Le « revival » de l'extrême gauche

Repères | publié le : 01.09.2003 | Denis Boissard

Curieuse rentrée sociale. Certains l'annoncent chaude, d'autres (José Bové) brûlante. Mais, pour parler de rentrée, encore aurait-il fallu qu'il y ait eu une sortie. Or, depuis le printemps, la France vit dans un état d'agitation permanente, les mouvements sociaux s'enchaînant les uns derrière les autres. Sortant d'une rude épreuve de force sur les retraites, le gouvernement n'a bénéficié en juillet-août d'aucun répit : la traditionnelle trêve estivale a, cette année, joué les filles de l'air. À la mobilisation des fonctionnaires contre la réforme Fillon, à celle des enseignants contre les projets de décentralisation de Luc Ferry ont succédé la poussée de fièvre des intermittents du spectacle qui a perturbé les festivals de l'été puis la colère des urgentistes et du personnel hospitalier face à la crise sanitaire provoquée par la canicule.

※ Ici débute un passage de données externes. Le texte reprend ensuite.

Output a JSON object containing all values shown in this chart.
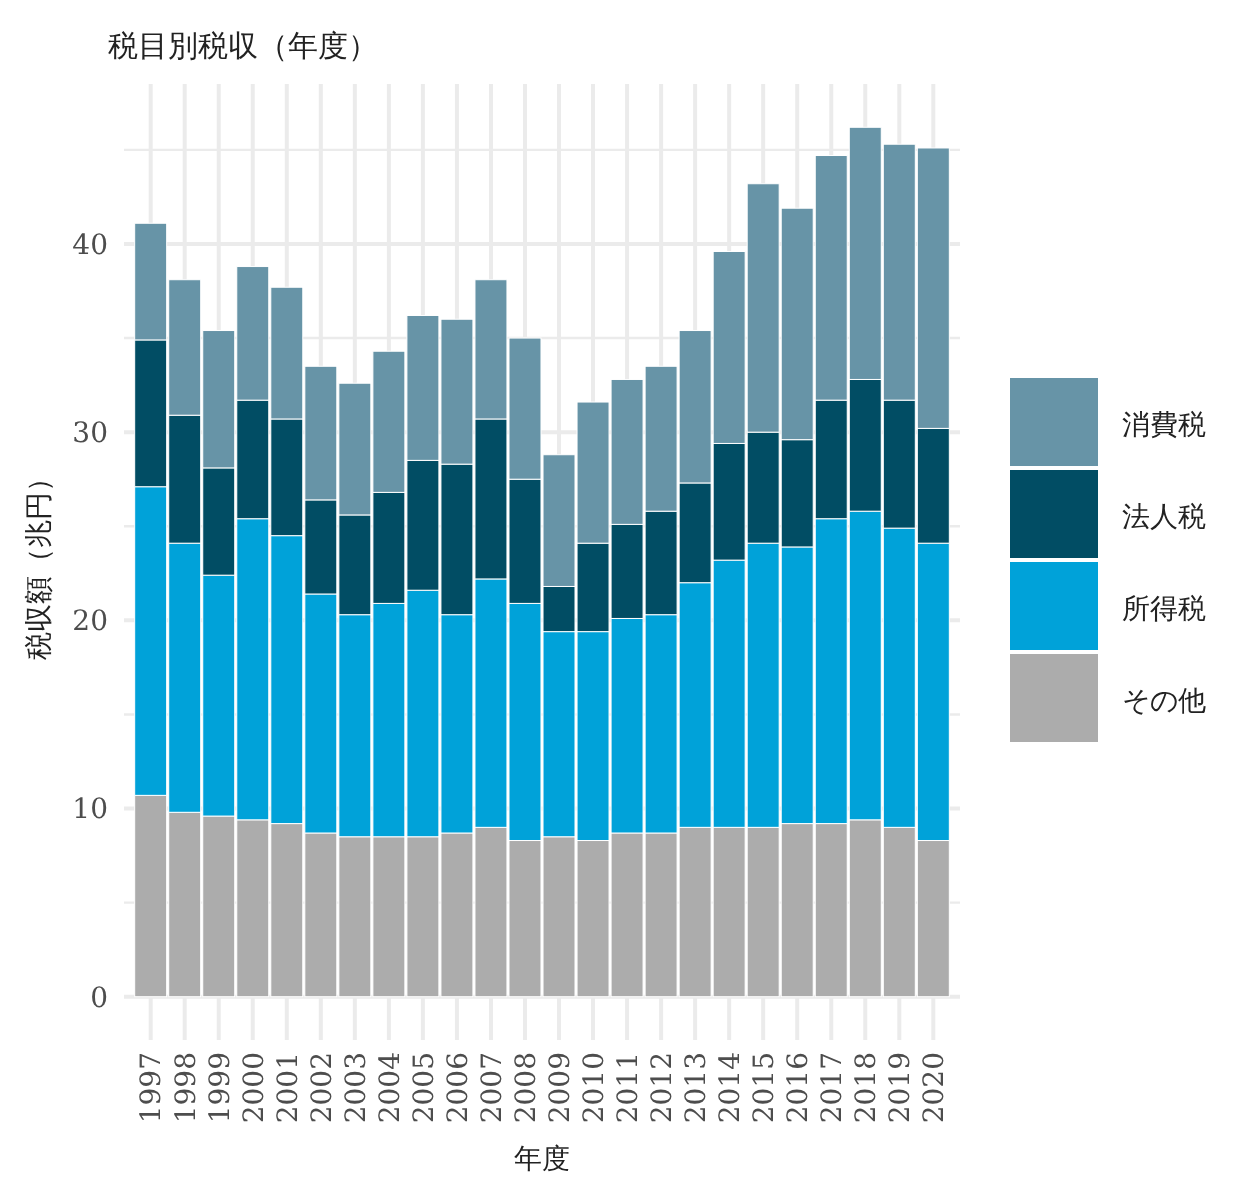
{
  "chart_data": {
    "type": "bar",
    "stacked": true,
    "title": "税目別税収（年度）",
    "xlabel": "年度",
    "ylabel": "税収額（兆円）",
    "categories": [
      "1997",
      "1998",
      "1999",
      "2000",
      "2001",
      "2002",
      "2003",
      "2004",
      "2005",
      "2006",
      "2007",
      "2008",
      "2009",
      "2010",
      "2011",
      "2012",
      "2013",
      "2014",
      "2015",
      "2016",
      "2017",
      "2018",
      "2019",
      "2020"
    ],
    "series": [
      {
        "name": "その他",
        "color": "#acacac",
        "values": [
          10.7,
          9.8,
          9.6,
          9.4,
          9.2,
          8.7,
          8.5,
          8.5,
          8.5,
          8.7,
          9.0,
          8.3,
          8.5,
          8.3,
          8.7,
          8.7,
          9.0,
          9.0,
          9.0,
          9.2,
          9.2,
          9.4,
          9.0,
          8.3
        ]
      },
      {
        "name": "所得税",
        "color": "#00a2d9",
        "values": [
          16.4,
          14.3,
          12.8,
          16.0,
          15.3,
          12.7,
          11.8,
          12.4,
          13.1,
          11.6,
          13.2,
          12.6,
          10.9,
          11.1,
          11.4,
          11.6,
          13.0,
          14.2,
          15.1,
          14.7,
          16.2,
          16.4,
          15.9,
          15.8
        ]
      },
      {
        "name": "法人税",
        "color": "#014d64",
        "values": [
          7.8,
          6.8,
          5.7,
          6.3,
          6.2,
          5.0,
          5.3,
          5.9,
          6.9,
          8.0,
          8.5,
          6.6,
          2.4,
          4.7,
          5.0,
          5.5,
          5.3,
          6.2,
          5.9,
          5.7,
          6.3,
          7.0,
          6.8,
          6.1
        ]
      },
      {
        "name": "消費税",
        "color": "#6794a7",
        "values": [
          6.2,
          7.2,
          7.3,
          7.1,
          7.0,
          7.1,
          7.0,
          7.5,
          7.7,
          7.7,
          7.4,
          7.5,
          7.0,
          7.5,
          7.7,
          7.7,
          8.1,
          10.2,
          13.2,
          12.3,
          13.0,
          13.4,
          13.6,
          14.9
        ]
      }
    ],
    "ylim": [
      -2.3,
      48.5
    ],
    "yticks": [
      0,
      {
        "value": 5,
        "label": null
      },
      10,
      {
        "value": 15,
        "label": null
      },
      20,
      {
        "value": 25,
        "label": null
      },
      30,
      {
        "value": 35,
        "label": null
      },
      40,
      {
        "value": 45,
        "label": null
      }
    ],
    "grid": true,
    "legend": "right"
  }
}
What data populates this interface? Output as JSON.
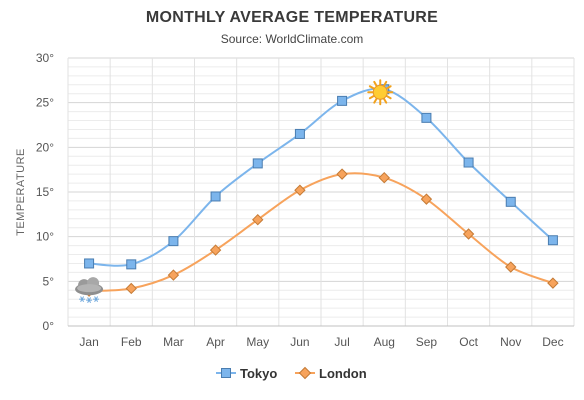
{
  "chart_data": {
    "type": "line",
    "title": "MONTHLY AVERAGE TEMPERATURE",
    "subtitle": "Source: WorldClimate.com",
    "ylabel": "TEMPERATURE",
    "xlabel": "",
    "categories": [
      "Jan",
      "Feb",
      "Mar",
      "Apr",
      "May",
      "Jun",
      "Jul",
      "Aug",
      "Sep",
      "Oct",
      "Nov",
      "Dec"
    ],
    "ylim": [
      0,
      30
    ],
    "y_ticks": [
      "0°",
      "5°",
      "10°",
      "15°",
      "20°",
      "25°",
      "30°"
    ],
    "grid": true,
    "legend": "bottom",
    "series": [
      {
        "name": "Tokyo",
        "values": [
          7.0,
          6.9,
          9.5,
          14.5,
          18.2,
          21.5,
          25.2,
          26.5,
          23.3,
          18.3,
          13.9,
          9.6
        ],
        "color": "#7cb5ec",
        "marker": "square"
      },
      {
        "name": "London",
        "values": [
          3.9,
          4.2,
          5.7,
          8.5,
          11.9,
          15.2,
          17.0,
          16.6,
          14.2,
          10.3,
          6.6,
          4.8
        ],
        "color": "#f7a35c",
        "marker": "diamond"
      }
    ],
    "annotations": [
      {
        "icon": "sun-icon",
        "series": "Tokyo",
        "category": "Aug"
      },
      {
        "icon": "snow-cloud-icon",
        "series": "London",
        "category": "Jan"
      }
    ]
  }
}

Le plus inquiétant pour l'équipe aujourd'hui au pouvoir, et de façon plus générale pour les partis de gouvernement et le camp des réformistes, c'est l'agrégation de ces mouvements disparates derrière la bannière nébuleuse et attrape-tout du combat contre la « mondialisation libérale ». Le dernier festival de l'été, celui du théâtre de rue d'Aurillac, a ainsi vu défiler un cortège hétéroclite réunissant intermittents, enseignants, agents de la SNCF et altermondialistes à l'appel de la CGT Spectacle, de la CGT Cheminots, de SUD Santé-Sociaux, de SUD Éducation et de la Confédération paysanne. Peu de temps auparavant, José Bové avait réussi la prouesse de rassembler quelque 200 000 personnes sur le plateau du Larzac dans une sorte de bric-à-brac de la contestation, regroupant profs, fonctionnaires, syndicalistes, artistes, agriculteurs, sympathisants de causes les plus diverses (immigration, logement, environnement…) et militants antimondialistes. L'émergence de ce front du refus, fédérant des revendications catégorielles les plus diverses – parfois contradictoires – derrière des slogans réducteurs et démagogiques, n'est pas une bonne nouvelle pour l'action réformatrice, qu'elle soit conduite par la droite, la gauche ou les partenaires sociaux.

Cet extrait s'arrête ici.